The trimmer gave me advice to use a heavy cotton drill material like calico to cover the springs and protect the foam. Cut the material to the size of the back of the seat so it will drape around the shape of the seat frame and the bottom of the squab. Apply contact adhesive on the frame and cloth wait till it becomes tacky then lay it in place. It didn’t need to be tight, just enough to cover the face of the squab, springs and enough to wrap around under the bottom of the squab as it will protect the vinyl when you apply the seat cover later. I found sikaflex spray adhesive the quickest and easiest to use.
I then cut a section of foam for the back of the seat so that with glue it would wrap around frame of the seat back the same as Newton used with the horse hair. On advice from the trimmer I then covered the seat back in cling wrap to ease the seat cover on and test fitted the cover. The test fit identified sections of the seat cover were showing gaps between the seat foam and the cover. I removed the seat cover and on advice of the trimmer I used a very soft thin green foam he described as “trimmers friend” that helped soften any imperfections under the covers. I glued the “trimmers friend” over the areas that needed softening and then attach the seat back cover as per the Newton guide.
Front seat base
On the front face of the seat base you glue a thin layer of foam so it covers the sides and front of the base. This will smooth the look of the vinyl when you fit the seat cover later. Calico once again is also applied to the seat base and glued which protects the foam from the springs.

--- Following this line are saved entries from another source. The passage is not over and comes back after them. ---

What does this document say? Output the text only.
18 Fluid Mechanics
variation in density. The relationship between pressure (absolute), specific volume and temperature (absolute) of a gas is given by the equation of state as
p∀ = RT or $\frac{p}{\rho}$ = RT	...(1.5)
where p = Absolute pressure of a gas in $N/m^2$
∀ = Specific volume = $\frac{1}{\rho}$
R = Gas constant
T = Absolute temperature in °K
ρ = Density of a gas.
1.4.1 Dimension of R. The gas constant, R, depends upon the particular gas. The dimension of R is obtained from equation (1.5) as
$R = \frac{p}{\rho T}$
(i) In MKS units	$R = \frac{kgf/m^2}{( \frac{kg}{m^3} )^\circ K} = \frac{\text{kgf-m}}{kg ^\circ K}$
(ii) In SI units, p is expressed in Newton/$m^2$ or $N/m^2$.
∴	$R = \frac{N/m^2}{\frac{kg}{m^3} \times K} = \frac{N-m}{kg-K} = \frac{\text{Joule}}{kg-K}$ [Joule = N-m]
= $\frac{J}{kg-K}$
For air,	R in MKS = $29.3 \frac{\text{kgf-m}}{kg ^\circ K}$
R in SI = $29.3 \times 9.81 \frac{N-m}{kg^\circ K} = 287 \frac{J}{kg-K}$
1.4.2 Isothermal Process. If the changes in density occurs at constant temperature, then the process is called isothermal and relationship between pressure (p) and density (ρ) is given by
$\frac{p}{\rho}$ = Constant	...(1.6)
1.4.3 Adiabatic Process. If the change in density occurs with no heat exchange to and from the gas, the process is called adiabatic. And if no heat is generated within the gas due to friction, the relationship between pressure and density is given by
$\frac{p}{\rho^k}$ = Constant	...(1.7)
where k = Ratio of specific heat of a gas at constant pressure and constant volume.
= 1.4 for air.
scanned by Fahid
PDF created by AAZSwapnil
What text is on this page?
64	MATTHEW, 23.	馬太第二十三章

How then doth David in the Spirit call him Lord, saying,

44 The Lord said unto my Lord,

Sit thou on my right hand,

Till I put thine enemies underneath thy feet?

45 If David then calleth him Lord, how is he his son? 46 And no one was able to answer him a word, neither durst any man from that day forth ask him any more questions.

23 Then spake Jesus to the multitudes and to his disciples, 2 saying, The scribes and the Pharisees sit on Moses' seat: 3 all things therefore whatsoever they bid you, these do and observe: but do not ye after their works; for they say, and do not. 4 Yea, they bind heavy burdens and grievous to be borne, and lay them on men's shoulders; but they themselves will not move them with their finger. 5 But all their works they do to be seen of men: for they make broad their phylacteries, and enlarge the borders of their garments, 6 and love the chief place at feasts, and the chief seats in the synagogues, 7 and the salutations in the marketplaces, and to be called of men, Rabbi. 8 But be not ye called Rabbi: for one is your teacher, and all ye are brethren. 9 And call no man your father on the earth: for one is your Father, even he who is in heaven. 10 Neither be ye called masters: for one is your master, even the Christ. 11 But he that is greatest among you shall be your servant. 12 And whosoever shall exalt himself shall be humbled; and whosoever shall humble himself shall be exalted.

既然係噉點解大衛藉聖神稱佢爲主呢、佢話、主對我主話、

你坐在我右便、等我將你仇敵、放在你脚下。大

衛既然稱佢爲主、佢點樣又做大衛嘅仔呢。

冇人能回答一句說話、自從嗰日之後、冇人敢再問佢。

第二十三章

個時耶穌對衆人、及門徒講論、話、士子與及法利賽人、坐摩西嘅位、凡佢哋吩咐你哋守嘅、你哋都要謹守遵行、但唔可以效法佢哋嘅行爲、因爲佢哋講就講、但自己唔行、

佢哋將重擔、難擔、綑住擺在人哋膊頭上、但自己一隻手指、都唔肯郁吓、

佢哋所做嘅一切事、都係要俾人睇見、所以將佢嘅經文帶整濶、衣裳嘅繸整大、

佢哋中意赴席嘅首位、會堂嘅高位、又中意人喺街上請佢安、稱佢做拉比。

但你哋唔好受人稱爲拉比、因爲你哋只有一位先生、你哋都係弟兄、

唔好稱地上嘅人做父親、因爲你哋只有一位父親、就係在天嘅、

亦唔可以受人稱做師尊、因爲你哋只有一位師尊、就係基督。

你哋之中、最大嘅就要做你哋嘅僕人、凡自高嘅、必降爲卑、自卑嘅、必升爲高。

You then cut the foam and fit as per the Newton guide. I got my seat base cut by the trimmer at the foam shop. Don’t remember what size unfortunately. The front seat base foam sits just off the front of the seat and is glued to the base. In the Newton guide it shows an extra 1inch thick piece of foam about 3 inches wide at the front of the base for under your thighs. As my seat cover kit didn’t include that section the trimmer suggested putting that short section of foam under the main foam seat base rather than on top of the foam seat base. This smoothed the line and worked a treat.
In fitting the seat covers I simply used the Newton guide and glued the base seat cover on to the foam. I also used the sun to soften the vinyl as I stretched the sides of the seat cover over the base of the seat and slid the clips onto the base. I managed to run out of the trim clips for the base and on the advice of a friend used Nally Clips from Office Works which worked fine.
Rear Seat Back.
The rear seats are a bit easier. I simply followed the Newton guide http://www.newtoncomm.co.uk/documents/m ... t-fitting/
The seat covers are connected to the frame using metal rings. You can buy from Bunnings a tool and hog rings for tying fencing together which act the same as the trimming ones.
After stripping the frame, priming and painting the back I glued calico once again over the frame to create an area to glue to the foam onto. I forgot to take that pic so here is the old one. I then test fitted once again and used “trimmers friend” as needed to soften any gaps.
For the rear base I kept the original rear seat foam. The trimmer suggested that as it was difficult to cut all of the unique sections and no one was likely to sit in it that I just cover it in “trimmers friend” to smooth out any bumps. The foam despite being almost 50 years old was in pretty good condition. You don’t need the calico for the base just use contact adhesive to mount the foam back on to the frame and follow the Newton Guide.
No doubt I may have made some mistakes but on the whole I am pretty happy with the finished job and glad I gave it a try.